Con questo articolo, inizia la rubrica “letture e consigli del mese” che riguarderà sempre le letture del mese precedente. Questo perché, con il tempo, mi sono accorta di una cosa: un libro suscita sicuramente in noi qualcosa nell’immediato, mentre scorriamo lo sguardo e l’anima lungo le sue pagine, dalla prima all’ultima parola. Da lì, di istinto, potremmo dire se un libro ci è stato compagno o meno e potremmo definire ciò che ha risvegliato o disegnato in noi. Ma ci sono sensazioni che un libro risveglia nel nostro inconscio e a cui torniamo, con il cuore e con il ricordo, anche diverso tempo dopo la conclusione della lettura. Insomma…un po’ come le emozioni e gli eventi che accadono nella vita!

Il mio primo libro letto a febbraio è stato “Lettera a un bambino mai nato” di Oriana Fallaci. Vi capita mai di decidere di leggere un libro in base al periodo che state passando? Ebbene, per me, in questo caso, è stato così: ho comprato questo “classico” che, purtroppo, non avevo mai letto prima, in un determinato momento della mia vita.
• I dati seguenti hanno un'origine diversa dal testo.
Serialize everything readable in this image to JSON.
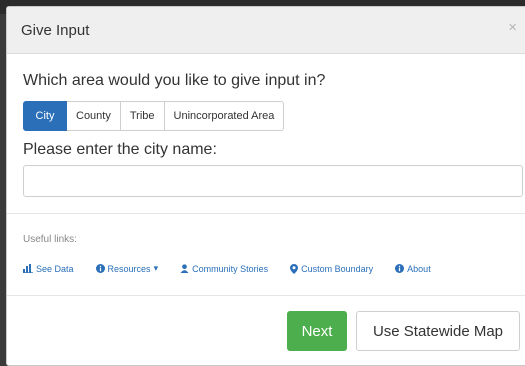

Probabilmente questo mi ha permesso di affezionarmici di più e di “viverlo” a pieno, ma è innegabile che la potenza suscitata da questo libro sia devastante, qualsiasi sia lo stato d’animo.

Non direste mai che sia stato scritto nel 1975, vista l’attualità dei temi trattati: il ruolo della donna nella società e la maternità in tutte le sue sfaccettature.
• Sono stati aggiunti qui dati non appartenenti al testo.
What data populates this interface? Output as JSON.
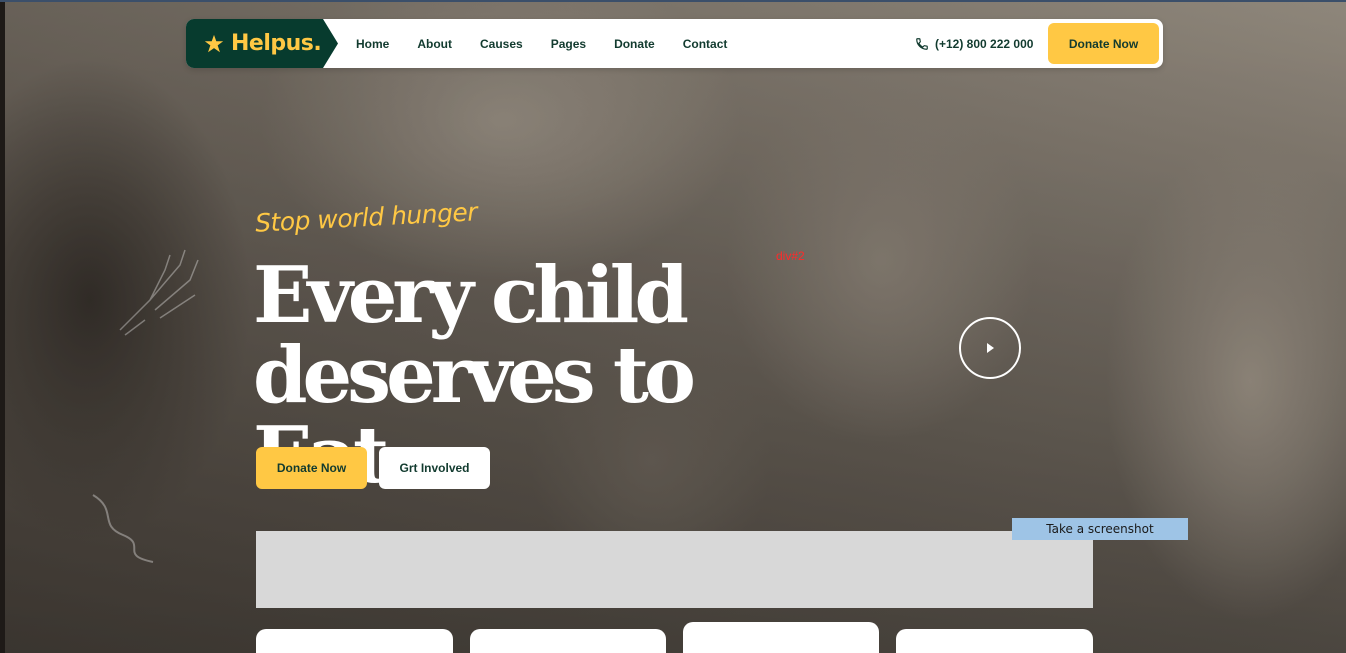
{
  "brand": {
    "name": "Helpus.",
    "logo_icon": "star-hand-icon",
    "primary": "#073b2e",
    "accent": "#ffc844"
  },
  "nav": {
    "links": [
      "Home",
      "About",
      "Causes",
      "Pages",
      "Donate",
      "Contact"
    ],
    "phone": "(+12) 800 222 000",
    "cta": "Donate Now"
  },
  "hero": {
    "tagline": "Stop world hunger",
    "headline_line1": "Every child",
    "headline_line2": "deserves to Eat.",
    "primary_button": "Donate Now",
    "secondary_button": "Grt Involved",
    "play_icon": "play-icon"
  },
  "overlay": {
    "debug_label": "div#2",
    "screenshot_button": "Take a screenshot"
  }
}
Il libro consiste in uno scambio epistolare tra una donna- senza nome, senza età, senza una descrizione fisionomica, perché la Fallaci ha voluto rappresentare la protagonista in maniera “universale”- e il bambino che porta in grembo.


In questo saggio viene descritta la miriade di pensieri ed emozioni a cui la donna va incontro nel momento in cui scopre che una vita sta prendendo forma dentro il proprio ventre: una valanga di sensazioni contrastanti, ma equiparabili nella loro potenza e una serie di dubbi circa il senso della nascita, la responsabilità di mettere al mondo un altro essere vivente, in una realtà che può presentarsi crudele e violenta. Poi la domanda: ma nascere non è meglio che consacrarsi al nulla?


Tutti questi dubbi prendono forma alla fine del saggio, sotto forma di un processo immaginario e morale in cui la donna è imputata e i giudici nel processo sono le figure che hanno avuto un ruolo rilevante nel periodo di gestazione della protagonista: il compagno, i genitori, i medici che l’hanno presa in cura e lo stesso bambino che la donna porta in grembo.


Con uno stile unico, accattivante, che trasuda emozione e verità, la Fallaci ha saputo trattare un tema così delicato come lo è la maternità, analizzando anche le difficoltà a cui può andare incontro una gestante: l’opinione delle persone attorno a lei, le difficoltà lavorative, il giudizio della società.

Consiglio questa lettura? Assolutamente sì. Questa è un tipo di letteratura che insegna e che non muore mai nel tempo (visto che dal 1975 ad oggi pare che veramente sia cambiato poco su questo tema). E andrebbe letto da persone di qualsiasi età, qualsiasi credo e qualsiasi sesso.

E voi? Avete letto questo libro? Vi è piaciuto?